Yesterday, I deleted a couple of comments left on my blog anonymously. The commenter was being hurtful and not willing to leave their name so I felt it was my right as the owner of this blog to delete them.
They resulted from a thread I started on a forum that, in hindsight, was ill-conceived. I knew better and did it anyway and now it's done.
I just wanted to state publically, here on my blog, that I do not in any way advocate hatred toward any person, people group, race or any such thing. Ever! Not even against people who do heinous things that everyone would agree are heinous. Hate is a terrible thing.
At the same time, I believe in the Bible and when it says a thing is sin, I agree that it is. I realize and accept that others do not believe that the Bible is, or should be, referred to for direction. That is certainly everyone's right to believe. I also realize that to some, my belief in the bible seems foolish. I disagree, but I understand why you might think that. I, however, cannot change my belief because someone else thinks it's foolish.
My desire is to be a loving human being. My desire is to accept people where they are at and to enter into relationship with people. I enjoy relationship. I enjoy hearing different points of view. Even when I don't agree, I still am open to hearing how people see things. I enjoy dialoguing about differences as well. I want to know people and when I can, touch their lives in a positive way. I don't believe I have ever been able to reach this desire perfectly, but it is something I work at.
I don't enjoy or accept being told I am ignorant because I have a different opinion from the majority. I don't know anyone else who enjoys or accept that either.
Finally, I freely acknowledge my own sinfulness as a human being. Both now and in my past. I've made more choices than I can count that I now wish I could take back. The fact is that I can't take them back. I also realize that I will continue to make mistakes that hurt myself and others until the day I die.
I acknowledge that I wrestle with how to express my POV in a way that doesn't alienate anyone. I don't want to alienate people. It's the last thing I want to do! However, I am coming to the conclusion that in the discussion of some issues, it is nearly impossible to not alienate some people. Mainly because of foundational differences in idealogy.
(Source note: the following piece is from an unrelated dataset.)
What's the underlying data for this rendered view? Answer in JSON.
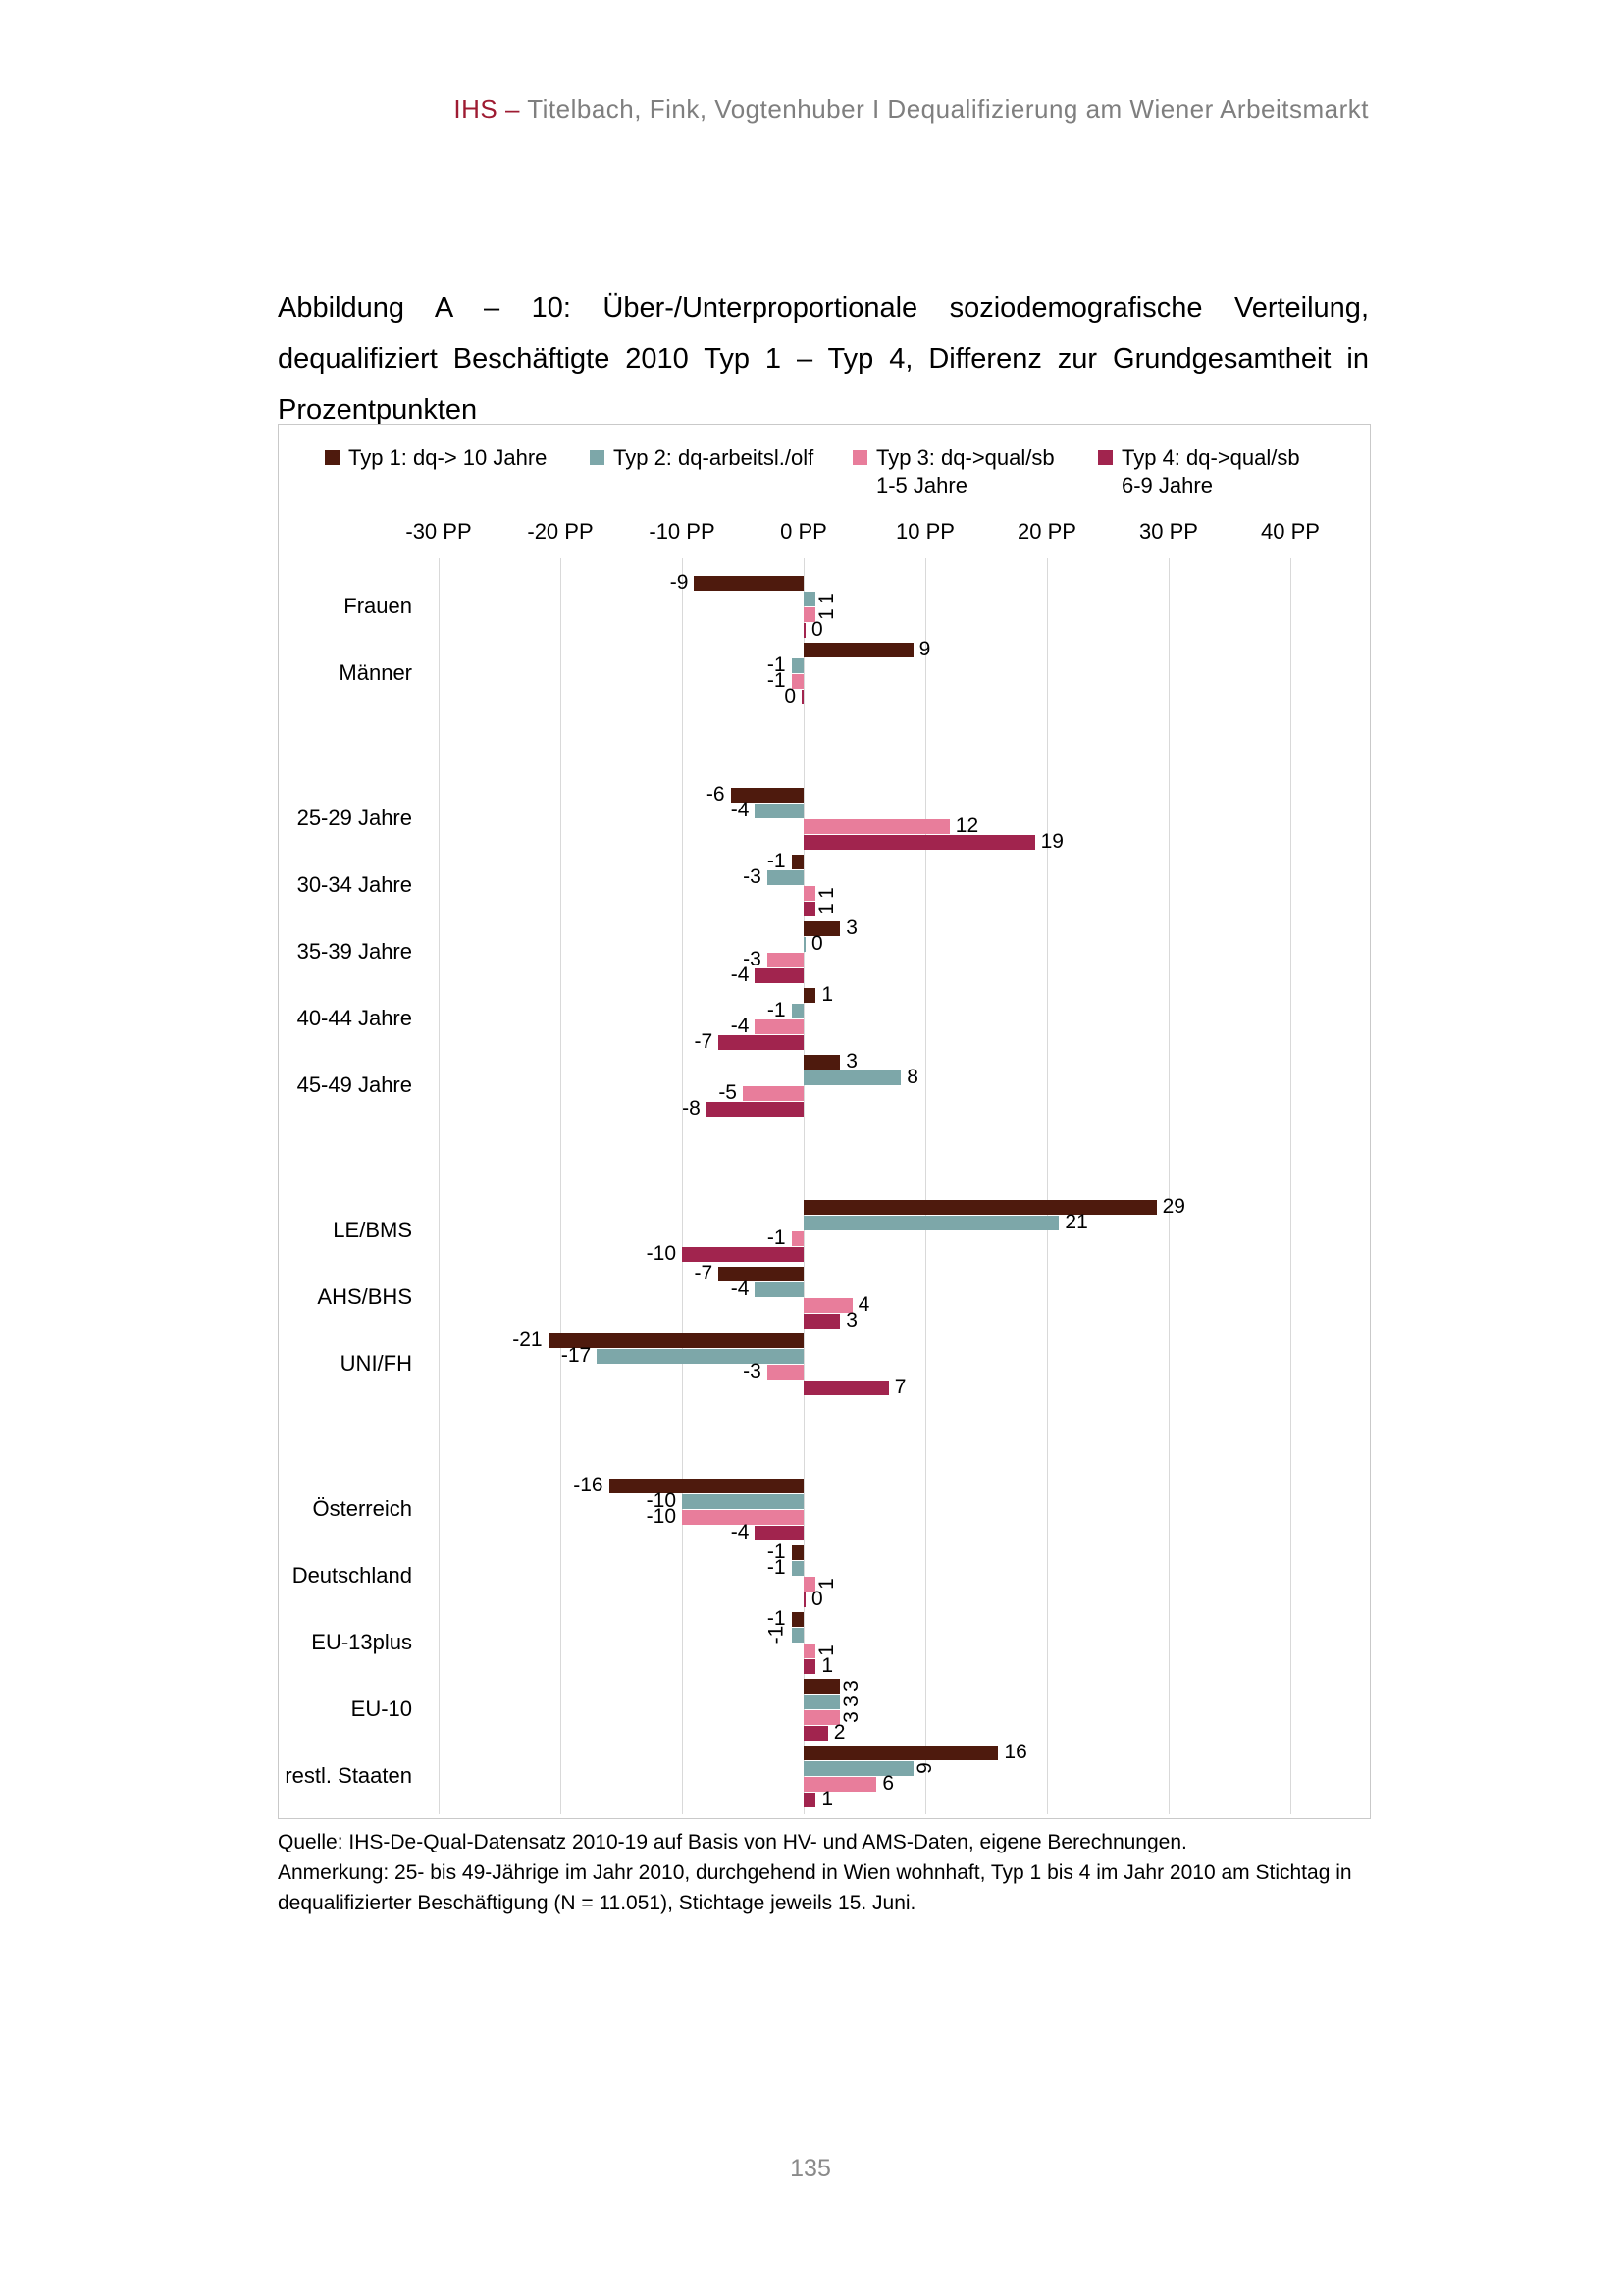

I acknowledge that sometimes the way I express myself is terribly ineffective and even taken as hurtful. I hope I'll be forgiven for my failing in that area. I hope that anyone who has felt hurt by something I have said will accept my deepest apology for the hurt. It was never intended to be hurt. Truly.
It takes a lot of courage to express ones opinion, especially when it is in the minority. The risk that one will be knocked down as a result is high. Some might say I have more courage than sense. Maybe this is true. I do not claim to have more understanding than the next person. I'm trying to grow in my understanding. Every. Single. Day. I do try. I hope those of you who are angry with me can trust me with that.
I appreciate all of you who visit me in my journey through this life. Thanks for stopping by.